Another topic I will be blogging on from time to time is the two-headed beast of diet and exercise. Since my father died of severe MI when I was eighteen, the prospect of sudden cardiac death has hung over my head like the sword of Damocles. I am now the same age as he was when he died, though I have a far different diet and exercise regimen. After trying various philosophies of training and eating, I have found the best results from the so-called "primal" or "paleo" diet and training program. I do rather heavy weight training three times a week, and on a fourth day either a 30-minute run with five or six 30-second sprints, or when the weather turns colder, 20 minutes on the stationary bike with five or six 30 second sprints. Otherwise I walk to work (about 30 minutes each way) briskly and, on the way home, mostly uphill.
Yesterday I spent most of the day walking around downtown Chicago, where I am in town visiting my brother, and stopped in at Border's on Michigan Avenue to buy Neil Shubin's Your Inner Fish for another nephew (whom I will be seeing later today).
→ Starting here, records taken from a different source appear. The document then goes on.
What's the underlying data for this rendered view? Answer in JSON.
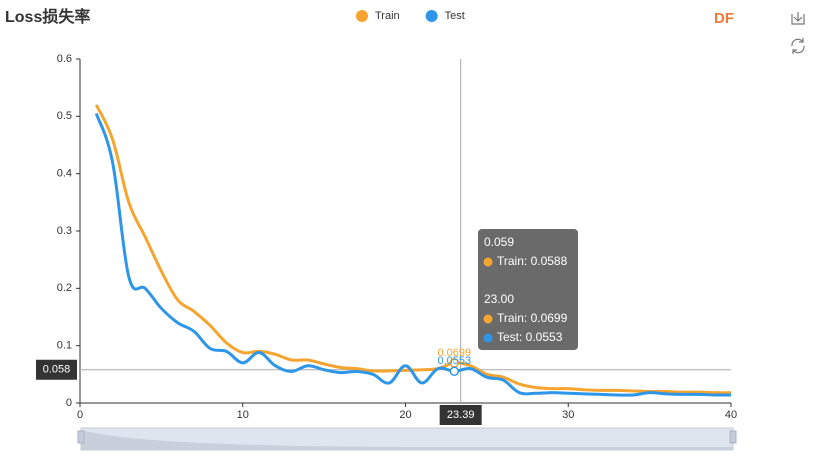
{
  "chart_data": {
    "type": "line",
    "title": "Loss损失率",
    "logo": "DF",
    "x": [
      1,
      2,
      3,
      4,
      5,
      6,
      7,
      8,
      9,
      10,
      11,
      12,
      13,
      14,
      15,
      16,
      17,
      18,
      19,
      20,
      21,
      22,
      23,
      24,
      25,
      26,
      27,
      28,
      29,
      30,
      31,
      32,
      33,
      34,
      35,
      36,
      37,
      38,
      39,
      40
    ],
    "series": [
      {
        "name": "Train",
        "color": "#f5a52f",
        "values": [
          0.52,
          0.46,
          0.35,
          0.29,
          0.23,
          0.18,
          0.16,
          0.135,
          0.105,
          0.088,
          0.09,
          0.085,
          0.075,
          0.075,
          0.068,
          0.062,
          0.06,
          0.056,
          0.056,
          0.057,
          0.058,
          0.06,
          0.0699,
          0.065,
          0.05,
          0.045,
          0.033,
          0.027,
          0.025,
          0.025,
          0.023,
          0.022,
          0.022,
          0.021,
          0.02,
          0.02,
          0.019,
          0.019,
          0.018,
          0.018
        ]
      },
      {
        "name": "Test",
        "color": "#2d96e8",
        "values": [
          0.505,
          0.42,
          0.22,
          0.2,
          0.165,
          0.14,
          0.125,
          0.095,
          0.09,
          0.07,
          0.088,
          0.065,
          0.055,
          0.065,
          0.058,
          0.053,
          0.055,
          0.05,
          0.035,
          0.065,
          0.035,
          0.06,
          0.0553,
          0.06,
          0.045,
          0.04,
          0.018,
          0.017,
          0.018,
          0.017,
          0.016,
          0.015,
          0.014,
          0.014,
          0.018,
          0.016,
          0.015,
          0.015,
          0.014,
          0.014
        ]
      }
    ],
    "point_labels": [
      {
        "series": 0,
        "index": 22,
        "label": "0.0699"
      },
      {
        "series": 1,
        "index": 22,
        "label": "0.0553"
      }
    ],
    "xlim": [
      0,
      40
    ],
    "xticks": [
      0,
      10,
      20,
      30,
      40
    ],
    "ylim": [
      0,
      0.6
    ],
    "yticks": [
      0,
      0.1,
      0.2,
      0.3,
      0.4,
      0.5,
      0.6
    ],
    "axis_pointer": {
      "x": 23.39,
      "y": 0.058
    },
    "tooltip": [
      {
        "title": "0.059",
        "items": [
          {
            "text": "Train: 0.0588",
            "color": "#f5a52f"
          }
        ]
      },
      {
        "title": "23.00",
        "items": [
          {
            "text": "Train: 0.0699",
            "color": "#f5a52f"
          },
          {
            "text": "Test: 0.0553",
            "color": "#2d96e8"
          }
        ]
      }
    ]
  }
}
While I was there, I browsed the health and exercise section, looking for Gary Taubes's Good Calories, Bad Calories, to buy for my brother. It was not in stock, but Mark Sisson's The Primal Blueprint was. I did not have to think twice. I am especially keen on my brother changing his workout routine from repetitive and boring "chronic cardio" to "lifting heavy weights" (as Mark Sisson recommends). However, compliance will be harder for my brother than for me. Just by walking to work I get the low-impact aerobic exercise that we are evolved to perform. I can run 10 K in a reasonable time, but I choose not to.
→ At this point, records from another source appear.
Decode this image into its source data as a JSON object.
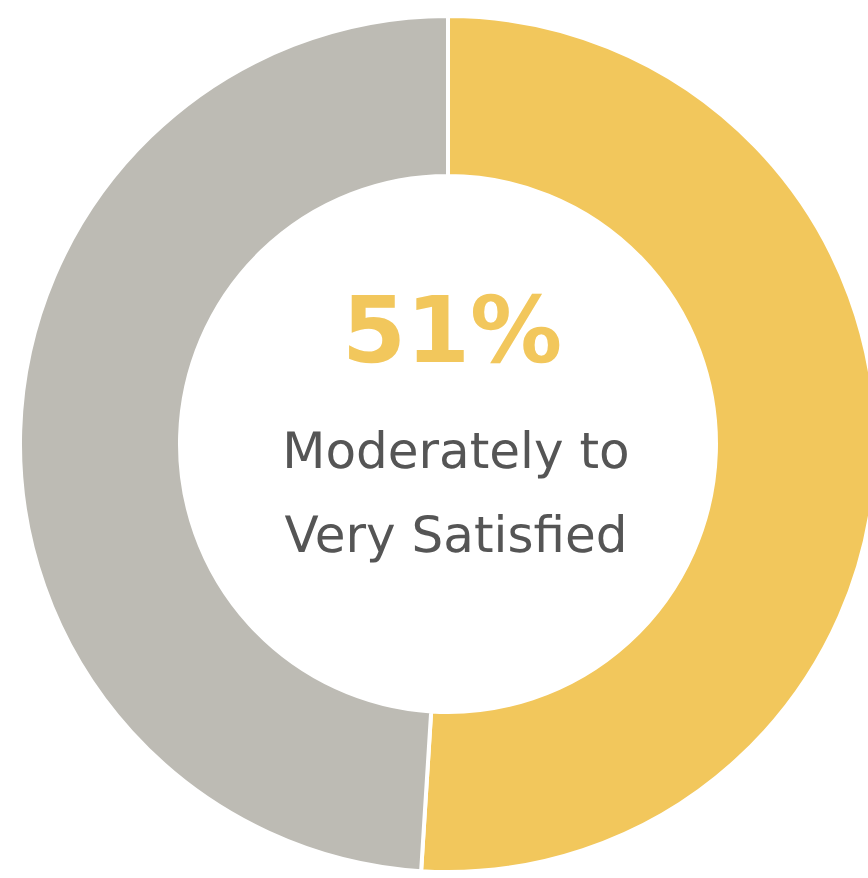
{
  "chart_data": {
    "type": "donut",
    "categories": [
      null,
      null
    ],
    "values": [
      51,
      49
    ],
    "colors": [
      "#f2c75c",
      "#bdbbb4"
    ],
    "annotations": [
      "51%",
      "Moderately to Very Satisfied"
    ]
  }
}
I remember reading somewhere that the residents of Manhattan were on average the healthiest of all Americans. This does not surprise me, since for New Yorkers, their feet are their major way of getting around (even including the subway). It is no accident that "New York music," the soundtrack for scene-setting in Manhattan, has a quick beat (BUMP-bada-bump-bump BADA-BADA-bump-bump, BUMP-bada-bump-bump BADA-BADA-bump-pump) because that is how fast New Yorkers walk (and if you are a gawking tourist from Iowa sauntering along Fifth Avenue looking up at the skyscrapers, you're liable to be mown down). I mention this, because yesterday I noticed that the people walking along Michigan Avenue at around noon did not walk like New Yorkers, but like people who mostly amble from the parking lot to the mall. Of course, you do get "New York walking" in Chicago, just during rush hour while folks are headed to and from the train. As it was, I had to weave through the strolling suburbanites on my way down Michigan Avenue back toward State Street. Pick up the pace, people!